As for changing the fluid recommendations, wasn't that coincident with changing the transmission design? BMW never retracted or changed their fluid change recommendations to my knowledge, although I certainly could be wrong. What they did was move to newer components, with less data, and reduced the maintenance interval at the same time.

I looked up your Toyota class action example. Seems to be an ECM problem, not a transmission problem. The person that filed the lawsuit stated that their Toyota transmission failed 6000 miles after the warranty expired at 100,000 miles, and that although Toyota offered them a free transmission when it failed again (faulty reman transmission) they turned it down and sued on principle.

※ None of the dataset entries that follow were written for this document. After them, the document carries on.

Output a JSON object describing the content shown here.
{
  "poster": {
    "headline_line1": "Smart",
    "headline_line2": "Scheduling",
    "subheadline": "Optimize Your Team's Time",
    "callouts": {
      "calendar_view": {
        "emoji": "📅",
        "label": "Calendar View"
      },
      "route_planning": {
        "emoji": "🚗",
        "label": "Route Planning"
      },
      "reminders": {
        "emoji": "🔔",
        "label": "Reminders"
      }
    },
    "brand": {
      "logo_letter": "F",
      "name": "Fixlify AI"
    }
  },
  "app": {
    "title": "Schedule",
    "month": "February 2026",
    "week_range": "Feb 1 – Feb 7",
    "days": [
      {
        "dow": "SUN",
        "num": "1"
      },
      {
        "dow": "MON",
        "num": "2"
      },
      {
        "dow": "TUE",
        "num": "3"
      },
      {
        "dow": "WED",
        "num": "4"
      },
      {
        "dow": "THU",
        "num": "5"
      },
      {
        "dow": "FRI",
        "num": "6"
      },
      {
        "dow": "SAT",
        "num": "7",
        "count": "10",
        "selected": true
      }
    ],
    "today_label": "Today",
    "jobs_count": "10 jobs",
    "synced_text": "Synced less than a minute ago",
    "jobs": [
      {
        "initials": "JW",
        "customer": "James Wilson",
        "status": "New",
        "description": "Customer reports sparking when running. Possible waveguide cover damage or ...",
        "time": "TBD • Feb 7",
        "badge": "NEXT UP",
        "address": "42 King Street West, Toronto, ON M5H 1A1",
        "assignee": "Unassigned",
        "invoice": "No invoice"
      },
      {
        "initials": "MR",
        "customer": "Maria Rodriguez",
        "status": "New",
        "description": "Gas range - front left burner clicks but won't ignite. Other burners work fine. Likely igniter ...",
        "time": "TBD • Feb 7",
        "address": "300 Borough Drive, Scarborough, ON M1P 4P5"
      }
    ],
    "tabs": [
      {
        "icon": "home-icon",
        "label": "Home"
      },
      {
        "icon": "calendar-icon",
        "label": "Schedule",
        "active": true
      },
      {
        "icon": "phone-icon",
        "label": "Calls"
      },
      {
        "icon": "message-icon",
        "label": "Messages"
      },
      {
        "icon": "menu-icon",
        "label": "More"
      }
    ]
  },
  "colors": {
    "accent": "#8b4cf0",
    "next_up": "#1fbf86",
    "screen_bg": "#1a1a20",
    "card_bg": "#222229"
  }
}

They didn't just sue for their costs, they want to get on the 'lets screw the automakers' bandwagon and so made it a class action suit. That just seems like shameful behavioiur.

You have suggested several times that BMW should give you a free 150,000 mile warranty that you didn't pay for, but are somehow entitled to. That seems to be the real issue.
No, my transmission has not failed, so I would be getting nothing. The fact I am arguing is BMW transmission components fail before the "lifetime" a reasonable person would expect to get from a transmission on a $60k+ vehicle ... (150k miles would seem reasonable) and some if not all of the blame should be acknowledged and embraced by BMW especially considering the fact that through the 2007 model (?), they claimed the transmission needed no maintenance. It's a quite simple and sound basis for a formal legal complaint, and is only made complex by those who a. would lose something if BMW was made to pay for all or some of the repair of any "maintenance-free" transmission on any X5 that failed before 150k miles, or b. those who are blinded by a BMW devotion.


Ps- BLACK 5's post: EXACTLY!!! Exhibit A. BMW's cost/benefit ethos/ethic has sacrificed its customers in this area for far too long. The Toyota case I cited was merely to show that legal action is often the only thing that will get some of these companies to do the right thing, and assume responsibility for their mistakes. Again, this is simple accountability; to not see or actually defend BMW truly reveals that you are in category a. or b.